Sprint has much better choices for Android fans than it once did, including the LG G3 and the Nexus 5. Those are the best two devices this month, though the Samsung Galaxy S5 is still out there if you fancy it. Samsung is just a little behind LG this generation--it's really an embarrassment of riches. At any rate, let's start with the G3 (which you can get in gold only on Sprint).

LG's new flagship phone has a smooth plastic shell, but it feels well put together, especially for a phone with a removable back. The device has a gentle curve that fits nicely in the hand, despite the massive 5.5-inch screen. It sounds big (and it is), but the extremely narrow bezels make it more manageable. Speaking of that screen, it's unique in the US market right now. This is the first 2560x1440 LCD panel from a major OEM. The pixels are absolutely invisible and I will grant LG that some curved edges do look cleaner than on a 1080p screen. However, the contrast and brightness of this screen aren't where they need to be.

The remainder of the G3's hardware is similarly high-end. We're looking at a Snapdragon 801 quad-core processor, 3GB of RAM, 32GB of storage, and a 3000mAh removable battery. On the back is a 13MP camera that takes excellent images in a variety of settings. LG's laser autofocus system really works as advertised. This device acquires a lock in almost any light, and it does so very quickly. The Nexus 5, by contrast, has an okay 8MP camera that doesn't work particularly well in dim lighting.

As for the software, the G3 runs a build of Android 4.4.2 with OEM modifications. The modifications are actually pretty good too. There's very little to offend the eye and LG's ROM is fast. The on-screen navigation buttons are finally in the correct arrangement and the notification shade can be stripped down to a Nexus level of cleanliness. LG's launcher isn't the best I've seen and I wish someone would decide if LG's UI is supposed to have round things or square things. Right now it's a mix of both.

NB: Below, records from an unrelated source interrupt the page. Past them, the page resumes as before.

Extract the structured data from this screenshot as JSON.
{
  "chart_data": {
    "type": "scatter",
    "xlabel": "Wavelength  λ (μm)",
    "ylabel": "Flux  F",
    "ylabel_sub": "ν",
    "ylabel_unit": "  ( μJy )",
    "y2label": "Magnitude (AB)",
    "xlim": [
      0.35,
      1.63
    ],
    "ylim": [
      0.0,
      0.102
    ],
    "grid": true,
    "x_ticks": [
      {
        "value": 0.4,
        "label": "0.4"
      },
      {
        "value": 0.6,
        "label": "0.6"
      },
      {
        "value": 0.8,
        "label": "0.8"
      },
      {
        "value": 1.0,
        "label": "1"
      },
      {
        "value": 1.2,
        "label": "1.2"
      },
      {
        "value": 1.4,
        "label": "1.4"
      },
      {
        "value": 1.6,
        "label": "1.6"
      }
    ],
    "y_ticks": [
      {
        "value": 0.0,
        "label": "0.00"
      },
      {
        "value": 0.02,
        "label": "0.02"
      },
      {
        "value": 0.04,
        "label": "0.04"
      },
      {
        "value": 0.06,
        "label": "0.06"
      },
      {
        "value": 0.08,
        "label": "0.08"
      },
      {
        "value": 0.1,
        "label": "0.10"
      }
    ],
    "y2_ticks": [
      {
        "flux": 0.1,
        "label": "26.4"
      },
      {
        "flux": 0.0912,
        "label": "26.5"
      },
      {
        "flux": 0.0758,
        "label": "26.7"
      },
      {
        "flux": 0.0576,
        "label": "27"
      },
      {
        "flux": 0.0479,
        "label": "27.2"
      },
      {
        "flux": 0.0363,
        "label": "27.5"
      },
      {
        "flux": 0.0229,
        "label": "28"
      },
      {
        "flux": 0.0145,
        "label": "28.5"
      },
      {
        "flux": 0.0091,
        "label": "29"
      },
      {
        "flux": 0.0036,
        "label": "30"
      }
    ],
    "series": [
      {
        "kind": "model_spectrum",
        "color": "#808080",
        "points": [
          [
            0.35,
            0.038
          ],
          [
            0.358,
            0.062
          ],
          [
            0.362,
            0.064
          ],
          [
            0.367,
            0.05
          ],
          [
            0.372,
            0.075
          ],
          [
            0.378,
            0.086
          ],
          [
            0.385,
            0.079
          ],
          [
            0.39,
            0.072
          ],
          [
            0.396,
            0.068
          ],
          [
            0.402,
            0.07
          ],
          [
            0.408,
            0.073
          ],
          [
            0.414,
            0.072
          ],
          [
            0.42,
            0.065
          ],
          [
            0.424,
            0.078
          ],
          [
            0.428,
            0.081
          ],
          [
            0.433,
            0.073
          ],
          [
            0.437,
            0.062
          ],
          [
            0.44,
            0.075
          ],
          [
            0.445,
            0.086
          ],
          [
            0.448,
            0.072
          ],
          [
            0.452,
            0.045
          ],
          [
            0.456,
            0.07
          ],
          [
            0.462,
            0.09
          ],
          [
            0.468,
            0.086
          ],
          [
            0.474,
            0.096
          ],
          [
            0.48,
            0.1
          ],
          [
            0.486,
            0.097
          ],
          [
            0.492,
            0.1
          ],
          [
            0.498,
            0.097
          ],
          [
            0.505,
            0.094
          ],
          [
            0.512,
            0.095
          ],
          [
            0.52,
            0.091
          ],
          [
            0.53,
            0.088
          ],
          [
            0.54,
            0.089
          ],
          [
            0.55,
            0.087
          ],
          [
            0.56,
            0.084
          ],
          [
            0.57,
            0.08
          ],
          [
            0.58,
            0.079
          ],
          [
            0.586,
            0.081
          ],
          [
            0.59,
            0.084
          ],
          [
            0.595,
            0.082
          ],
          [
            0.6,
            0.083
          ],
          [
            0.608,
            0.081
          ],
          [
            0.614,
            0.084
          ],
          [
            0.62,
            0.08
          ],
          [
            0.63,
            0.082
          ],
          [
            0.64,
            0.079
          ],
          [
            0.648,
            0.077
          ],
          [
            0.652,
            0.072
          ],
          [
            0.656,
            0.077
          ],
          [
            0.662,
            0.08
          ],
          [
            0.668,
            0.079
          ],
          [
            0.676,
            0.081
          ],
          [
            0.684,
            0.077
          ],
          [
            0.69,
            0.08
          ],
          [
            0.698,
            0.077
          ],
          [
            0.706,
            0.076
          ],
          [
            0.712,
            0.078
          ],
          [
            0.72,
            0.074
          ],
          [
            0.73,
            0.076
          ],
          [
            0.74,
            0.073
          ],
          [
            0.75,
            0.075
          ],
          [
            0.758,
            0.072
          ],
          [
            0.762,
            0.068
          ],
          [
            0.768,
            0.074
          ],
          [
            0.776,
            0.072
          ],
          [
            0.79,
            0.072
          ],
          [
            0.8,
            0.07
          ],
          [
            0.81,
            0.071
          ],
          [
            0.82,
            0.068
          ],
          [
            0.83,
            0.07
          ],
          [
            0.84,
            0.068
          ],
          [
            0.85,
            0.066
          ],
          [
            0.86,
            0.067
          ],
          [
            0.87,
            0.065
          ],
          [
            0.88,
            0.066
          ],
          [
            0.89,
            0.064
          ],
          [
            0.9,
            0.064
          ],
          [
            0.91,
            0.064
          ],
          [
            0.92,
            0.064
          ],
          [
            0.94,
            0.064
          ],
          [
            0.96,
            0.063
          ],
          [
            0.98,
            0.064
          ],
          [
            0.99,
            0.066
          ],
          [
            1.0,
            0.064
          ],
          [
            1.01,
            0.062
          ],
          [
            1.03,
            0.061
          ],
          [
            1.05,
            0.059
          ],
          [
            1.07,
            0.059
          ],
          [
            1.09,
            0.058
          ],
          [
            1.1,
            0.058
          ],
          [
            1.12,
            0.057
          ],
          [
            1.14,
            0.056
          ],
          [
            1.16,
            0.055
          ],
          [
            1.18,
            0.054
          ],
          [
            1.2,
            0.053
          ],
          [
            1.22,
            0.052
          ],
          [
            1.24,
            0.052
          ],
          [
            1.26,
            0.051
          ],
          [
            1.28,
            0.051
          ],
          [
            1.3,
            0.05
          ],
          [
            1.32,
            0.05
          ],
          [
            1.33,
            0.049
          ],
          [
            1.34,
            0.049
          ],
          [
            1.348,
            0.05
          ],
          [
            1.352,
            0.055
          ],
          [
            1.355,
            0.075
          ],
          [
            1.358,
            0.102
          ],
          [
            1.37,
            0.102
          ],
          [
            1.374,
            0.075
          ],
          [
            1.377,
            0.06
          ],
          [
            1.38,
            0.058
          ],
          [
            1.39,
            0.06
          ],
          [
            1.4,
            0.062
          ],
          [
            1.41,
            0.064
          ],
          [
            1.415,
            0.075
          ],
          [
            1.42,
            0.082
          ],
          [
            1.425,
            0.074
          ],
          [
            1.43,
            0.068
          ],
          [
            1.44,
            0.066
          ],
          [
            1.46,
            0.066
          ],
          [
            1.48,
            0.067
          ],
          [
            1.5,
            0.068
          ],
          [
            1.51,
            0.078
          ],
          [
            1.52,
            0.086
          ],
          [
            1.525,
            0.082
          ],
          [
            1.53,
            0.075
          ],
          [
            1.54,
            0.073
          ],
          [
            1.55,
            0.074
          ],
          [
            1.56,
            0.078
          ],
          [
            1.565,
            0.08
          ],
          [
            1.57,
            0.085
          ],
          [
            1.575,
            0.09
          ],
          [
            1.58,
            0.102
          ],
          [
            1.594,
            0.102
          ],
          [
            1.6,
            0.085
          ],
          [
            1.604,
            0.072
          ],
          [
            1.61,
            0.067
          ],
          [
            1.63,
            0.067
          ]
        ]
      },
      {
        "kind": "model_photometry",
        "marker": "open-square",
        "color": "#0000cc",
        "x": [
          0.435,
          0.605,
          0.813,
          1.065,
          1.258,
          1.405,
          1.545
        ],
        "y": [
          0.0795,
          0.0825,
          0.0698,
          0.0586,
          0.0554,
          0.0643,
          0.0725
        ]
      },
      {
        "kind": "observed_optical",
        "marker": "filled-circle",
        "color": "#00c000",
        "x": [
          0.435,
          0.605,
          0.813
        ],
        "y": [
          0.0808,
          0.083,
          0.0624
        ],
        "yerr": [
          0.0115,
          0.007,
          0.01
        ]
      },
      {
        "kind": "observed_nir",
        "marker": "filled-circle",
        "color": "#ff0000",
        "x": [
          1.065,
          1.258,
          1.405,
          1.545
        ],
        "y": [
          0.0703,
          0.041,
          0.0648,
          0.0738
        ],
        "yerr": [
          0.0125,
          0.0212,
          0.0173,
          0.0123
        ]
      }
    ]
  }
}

The single biggest difference between the G3 and the Nexus 5 is that LG and Sprint have to handle the OTA updates for the G3. The Nexus 5, even if you buy it through Sprint, gets updates right from the source. There's nothing wrong with KitKat on the G3, but you'll want Android L on it come this fall. Like most new devices, this one will run you $200 on contract.

And on to the Nexus 5, which is still a great phone, despite its age. I quite like the soft touch material the makes up most of the N5's casing, but some link it feels cheap. Either way, it's very comfortable to hold and feels solid. This is an LG phone, but it lacks all of LG's favorite hardware quirks like the rear-facing buttons and high-end camera sensors. the Nexus 5 gets by with its 8MP shooter, but it's really just okay.

Inside is a Snapdragon 800, 2GB of RAM, and 16GB of storage without a microSD slot. The non-removable 2300mAh battery makes it through about one day of use, but the G3 has insane standby time. Even with the larger cell, though, the G3 is only a little better in terms of screen on time (it's the cost of having a 1440p screen). The Nexus 5 is overall a very fast device. The N5's 5-inch 1080p LCD is very crisp and accurate colors, but it's fairly average these days.

The software is where a Nexus truly shines. You get updates directly from Google, there's no carrier bloat, and the interface is very consistent. Google has made big strides in interface and usability in the last few iterations of Android. The stock build is a little light on features, but it's incredibly fast and reliable.

The N5 is definitely getting old, but it's still your best bet if having the latest and greatest is important to you. The G3 might have a higher-resolution screen and more RAM, but only the Nexus 5 is going to have Android L right away. This is a $100 device on Sprint right now, but you should really get it from Google if possible You avoid the contract and it's only $349, which is cheap for an unlocked device.

I suppose the Nexus 5 is still the best overall pick on Sprint, but the LG G3 is very close behind. Basically, if you want to take nicer pictures, the G3 is the way to go.